In the article “The Nature of Indexing: How Humans and Machines Analyze Messages and Texts for Retrieval. Part II: Machine Indexing, and the Allocation of Human Versus Machine Effort,” Anderson reviews the effectiveness of human versus machine approaches to indexing. Advantages and disadvantages to both are discussed, as well as recommendations on how to best allocate using human versus machine indexing. Problems are encountered when the words being indexed are difficult to decipher by machines, and treating all documents equally.
Machine indexing is analysis of text by computer algorithms. Indexing in this manner is based on a word, defined in this manner as one or more characters separated by spaces or punctuation. Problems come when punctuation is not a separator of words, but part of a word, like apostrophes, dashes, and slashes. Researchers have suggested defining a word as a sequence of characters without regard to spaces or punctuation. Problems are also realized with single character words, like “I” and “a,” and retaining capital letters. Automatic indexing began with retrieving exact occurrences of the characters a user inputs into a search. An attempt at reducing the output from a search came by using negative vocabulary control: a “stop list” of insignificant words (i.e. “the” or “an”).
Results of searches were sorted by counting the frequency of the search words in a document (term frequency: TF), and then weighing the frequency by sorting by frequency across documents in a collection (inverse document frequency: IDF) in further attempts to return more relevant results in searches. Further improvements on the counting and weighing was stemming, or removing common prefixes and suffixes (re- or –er, or -s), though sometimes this would change the context of a word (index versus indexer versus indexing). Procedures to keep certain terms together (junior college versus a junior in college) have been expensive and time-consuming, so is still in research phase. Clustering is being analyzed as a good producers of relevant documents, which is groups of words or documents together based on co-occurrence of two search terms. Related documents are sometimes “suggested” to searchers through clustering. Latent semantic indexing (LSI) is a more advanced clustering technique that eliminates problems with homonyms.
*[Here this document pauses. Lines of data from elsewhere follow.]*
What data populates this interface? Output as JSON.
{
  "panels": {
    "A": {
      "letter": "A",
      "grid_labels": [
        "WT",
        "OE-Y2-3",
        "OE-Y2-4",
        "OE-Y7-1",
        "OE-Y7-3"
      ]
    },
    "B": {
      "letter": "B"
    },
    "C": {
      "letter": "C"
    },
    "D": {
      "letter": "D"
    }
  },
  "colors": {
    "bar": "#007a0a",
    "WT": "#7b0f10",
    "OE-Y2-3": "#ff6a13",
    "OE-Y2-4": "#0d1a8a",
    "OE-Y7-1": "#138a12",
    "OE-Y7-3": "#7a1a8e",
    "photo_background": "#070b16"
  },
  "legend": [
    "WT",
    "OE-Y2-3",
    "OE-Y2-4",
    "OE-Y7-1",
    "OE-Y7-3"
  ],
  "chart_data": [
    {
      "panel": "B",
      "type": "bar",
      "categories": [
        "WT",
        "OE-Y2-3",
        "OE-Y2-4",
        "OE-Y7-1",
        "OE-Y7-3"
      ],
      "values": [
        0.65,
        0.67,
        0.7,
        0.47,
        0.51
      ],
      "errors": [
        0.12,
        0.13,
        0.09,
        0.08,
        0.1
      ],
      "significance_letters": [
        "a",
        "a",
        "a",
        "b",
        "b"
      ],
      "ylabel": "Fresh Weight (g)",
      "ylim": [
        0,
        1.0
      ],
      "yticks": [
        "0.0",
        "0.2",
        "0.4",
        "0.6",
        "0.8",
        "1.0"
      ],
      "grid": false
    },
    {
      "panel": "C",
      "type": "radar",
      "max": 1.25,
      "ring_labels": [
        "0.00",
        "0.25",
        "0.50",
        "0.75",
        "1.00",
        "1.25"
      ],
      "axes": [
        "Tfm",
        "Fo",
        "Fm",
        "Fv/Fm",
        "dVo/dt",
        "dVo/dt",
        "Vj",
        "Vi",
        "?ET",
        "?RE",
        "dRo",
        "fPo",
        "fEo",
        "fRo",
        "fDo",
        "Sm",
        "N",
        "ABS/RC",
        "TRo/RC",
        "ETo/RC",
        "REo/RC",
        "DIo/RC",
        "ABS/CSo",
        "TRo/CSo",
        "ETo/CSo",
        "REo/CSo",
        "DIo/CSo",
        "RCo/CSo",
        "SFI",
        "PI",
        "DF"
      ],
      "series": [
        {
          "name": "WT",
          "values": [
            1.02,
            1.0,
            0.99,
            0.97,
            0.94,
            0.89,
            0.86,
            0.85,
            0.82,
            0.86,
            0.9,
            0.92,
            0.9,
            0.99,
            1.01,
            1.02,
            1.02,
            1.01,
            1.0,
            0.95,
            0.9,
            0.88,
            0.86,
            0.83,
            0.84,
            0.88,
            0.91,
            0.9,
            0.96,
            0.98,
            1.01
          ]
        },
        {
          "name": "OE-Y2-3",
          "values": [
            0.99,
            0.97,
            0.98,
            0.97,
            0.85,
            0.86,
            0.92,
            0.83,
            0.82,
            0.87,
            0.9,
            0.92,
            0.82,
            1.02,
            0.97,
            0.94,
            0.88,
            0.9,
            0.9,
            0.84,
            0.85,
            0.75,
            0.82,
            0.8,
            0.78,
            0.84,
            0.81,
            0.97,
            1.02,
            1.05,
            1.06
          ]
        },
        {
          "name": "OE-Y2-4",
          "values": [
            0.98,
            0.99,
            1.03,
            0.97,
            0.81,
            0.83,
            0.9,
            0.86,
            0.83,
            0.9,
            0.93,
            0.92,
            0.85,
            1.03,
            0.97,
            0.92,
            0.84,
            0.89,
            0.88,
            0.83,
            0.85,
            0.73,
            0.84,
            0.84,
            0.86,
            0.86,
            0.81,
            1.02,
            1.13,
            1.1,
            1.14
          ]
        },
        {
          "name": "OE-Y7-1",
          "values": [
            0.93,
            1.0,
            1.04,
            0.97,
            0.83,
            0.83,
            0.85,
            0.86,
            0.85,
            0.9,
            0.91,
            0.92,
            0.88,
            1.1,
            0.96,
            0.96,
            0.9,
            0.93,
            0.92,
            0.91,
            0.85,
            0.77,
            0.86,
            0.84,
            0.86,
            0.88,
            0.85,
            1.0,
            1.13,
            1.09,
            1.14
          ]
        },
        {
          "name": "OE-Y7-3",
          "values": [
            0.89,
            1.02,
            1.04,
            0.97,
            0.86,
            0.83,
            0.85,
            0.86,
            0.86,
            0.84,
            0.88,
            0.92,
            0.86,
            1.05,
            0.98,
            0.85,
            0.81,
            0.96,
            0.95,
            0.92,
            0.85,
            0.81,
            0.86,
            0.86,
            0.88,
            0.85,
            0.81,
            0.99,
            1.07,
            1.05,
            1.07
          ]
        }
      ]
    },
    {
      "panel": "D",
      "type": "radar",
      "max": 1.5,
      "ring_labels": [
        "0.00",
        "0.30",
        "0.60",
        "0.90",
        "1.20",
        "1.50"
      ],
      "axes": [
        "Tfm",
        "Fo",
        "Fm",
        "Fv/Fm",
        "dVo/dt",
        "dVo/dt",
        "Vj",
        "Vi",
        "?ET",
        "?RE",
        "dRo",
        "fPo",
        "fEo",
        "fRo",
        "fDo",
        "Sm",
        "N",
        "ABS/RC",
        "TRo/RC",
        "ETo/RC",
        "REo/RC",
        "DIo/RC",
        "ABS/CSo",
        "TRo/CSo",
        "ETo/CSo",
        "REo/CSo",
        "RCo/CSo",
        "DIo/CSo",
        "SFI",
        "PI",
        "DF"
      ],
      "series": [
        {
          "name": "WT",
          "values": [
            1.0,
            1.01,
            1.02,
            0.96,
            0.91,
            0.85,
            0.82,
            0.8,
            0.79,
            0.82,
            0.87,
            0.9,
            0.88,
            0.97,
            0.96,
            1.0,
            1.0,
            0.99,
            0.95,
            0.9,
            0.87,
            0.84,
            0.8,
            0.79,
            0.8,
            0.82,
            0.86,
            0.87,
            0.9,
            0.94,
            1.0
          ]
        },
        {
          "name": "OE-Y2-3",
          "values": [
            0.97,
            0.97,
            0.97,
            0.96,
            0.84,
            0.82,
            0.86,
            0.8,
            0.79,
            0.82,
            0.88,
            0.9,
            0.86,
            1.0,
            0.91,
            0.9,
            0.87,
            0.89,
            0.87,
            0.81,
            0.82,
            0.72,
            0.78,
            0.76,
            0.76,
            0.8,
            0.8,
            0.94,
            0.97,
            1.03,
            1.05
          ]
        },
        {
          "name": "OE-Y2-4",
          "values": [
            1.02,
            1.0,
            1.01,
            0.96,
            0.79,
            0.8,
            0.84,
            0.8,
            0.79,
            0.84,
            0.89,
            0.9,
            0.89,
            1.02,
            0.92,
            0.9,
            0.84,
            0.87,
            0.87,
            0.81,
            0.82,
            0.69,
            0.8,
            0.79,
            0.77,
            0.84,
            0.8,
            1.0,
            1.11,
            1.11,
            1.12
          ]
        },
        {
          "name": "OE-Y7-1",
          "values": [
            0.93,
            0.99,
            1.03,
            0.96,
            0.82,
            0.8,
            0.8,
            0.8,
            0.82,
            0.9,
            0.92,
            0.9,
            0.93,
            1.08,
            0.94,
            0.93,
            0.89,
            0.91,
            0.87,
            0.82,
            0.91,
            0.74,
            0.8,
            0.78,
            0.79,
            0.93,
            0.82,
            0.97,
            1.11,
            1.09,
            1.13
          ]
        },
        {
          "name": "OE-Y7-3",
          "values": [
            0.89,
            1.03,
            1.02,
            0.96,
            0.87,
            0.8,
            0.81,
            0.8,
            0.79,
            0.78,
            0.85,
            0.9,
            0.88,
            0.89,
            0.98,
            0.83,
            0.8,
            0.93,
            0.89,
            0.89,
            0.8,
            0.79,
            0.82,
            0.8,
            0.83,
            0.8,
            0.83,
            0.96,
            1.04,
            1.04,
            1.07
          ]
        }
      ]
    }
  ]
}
To improve indexing effectiveness, documents should not be treated equally important. It is suggested that human indexers augment important documents so they are more accessible. The goal: all search returns relevant documents. Bradford’s Law describes great dispersion of relevant documents – even with specific term searching, getting returns of maybe 50% relevant documents. Some argue that using human indexers to index only what they deem as important is censorship. Zipfian distributions describes several patterns of irrelevant document returns. The best human indexing will not result in 100% relevant documents returned, but design tools are needed to help users sift through the weeds more efficiently. More important documents can be identified by: 1) documents used at a high rate; 2) high rate of citations; 3) documents in physical print; 4) awards won; 5) searcher nomination; 6) documents that had advisory boards; 7) documents identified as important by indexers; 8) exemplary documents (though these would be marked from indexers in #7).
Anderson attempts to encourage researchers to come back to basics – determine how machines should index so that we can meet the goal of a user finding the document they are looking for. While he has won me over to thinking that research on this deserves time, his article his speckled with items that are not explained well, and perhaps should not be listed at all. Early on, he mentioned that two major models of automatic indexing have emerged over its time: the vector-space model, and the probabilistic model. There is little to no explanation of why these were listed. Wouldn’t an author or publisher want to give the best indexing terms for their documents so users could find them? Much is still to be learned on indexing, and this article raises more questions than answers.